Once constructed, the counter will be a useful tool for the study of aging and other age-specific phenomena. Fluorescence-based sorting of age-specific populations and screens to identify lifespan-extending yeast mutants may be possible. In addition to the practical application of this technology, another focus of this project is to explore the design principles that govern the engineering of genetic circuits in eukaryotic cells. Currently, most synthetic devices have been built in prokaryotes. The construction of this cell-cycle counter investigates additional engineering possibilities that eukaryotes provide, such as cellular compartmentalization and regulated translocation. Knowledge of these principles will facilitate future design of more complex devices.
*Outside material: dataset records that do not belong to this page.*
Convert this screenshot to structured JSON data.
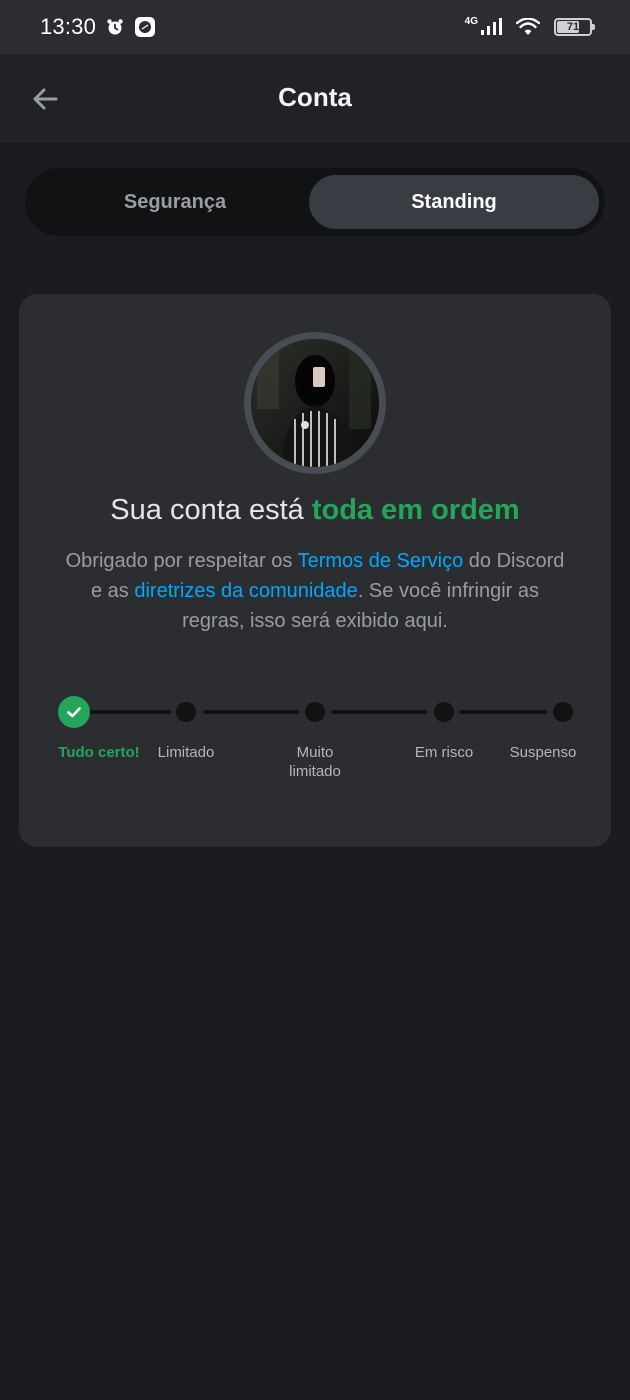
{
  "status_bar": {
    "time": "13:30",
    "network": "4G",
    "battery": "71",
    "battery_level": 0.71,
    "icons": [
      "alarm-icon",
      "app-notification-icon",
      "signal-icon",
      "wifi-icon",
      "battery-icon"
    ]
  },
  "header": {
    "title": "Conta",
    "back_icon": "arrow-left-icon"
  },
  "tabs": [
    {
      "label": "Segurança",
      "active": false
    },
    {
      "label": "Standing",
      "active": true
    }
  ],
  "standing": {
    "headline_prefix": "Sua conta está ",
    "headline_status": "toda em ordem",
    "desc_part1": "Obrigado por respeitar os ",
    "link_terms": "Termos de Serviço",
    "desc_part2": " do Discord e as ",
    "link_guidelines": "diretrizes da comunidade",
    "desc_part3": ". Se você infringir as regras, isso será exibido aqui.",
    "steps": [
      {
        "label": "Tudo certo!",
        "current": true
      },
      {
        "label": "Limitado",
        "current": false
      },
      {
        "label": "Muito",
        "label2": "limitado",
        "current": false
      },
      {
        "label": "Em risco",
        "current": false
      },
      {
        "label": "Suspenso",
        "current": false
      }
    ]
  },
  "colors": {
    "accent_green": "#23a55a",
    "link_blue": "#00a8fc",
    "background": "#1b1c21",
    "card": "#2b2d31"
  }
}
Engineering a mammalian spatial oscillator
Recent work in the lab has identified various chemical inhibitors along the PI3K-AKT pathway that lead to the nuclear accumulation of FOXO1a, a proapoptotic transcription factor. In an effort to gain a quantitative understanding of the function of these inhibitors, I am building a relation-based oscillator that encompasses the signaling pathway. In this oscillator, FOXO1a, a downstream target of AKT, shuttles in bulk into and out of the nucleus. Once built, the chemical inhibitors will be used to perturb the system. By observing their downstream effect on FOXO1a oscillations, quantitative information about the inhibitors’ kinetics and possible targets will be obtained.
Hobbies
Swimming, running, snowboarding, going to movies, and, of course, being in lab.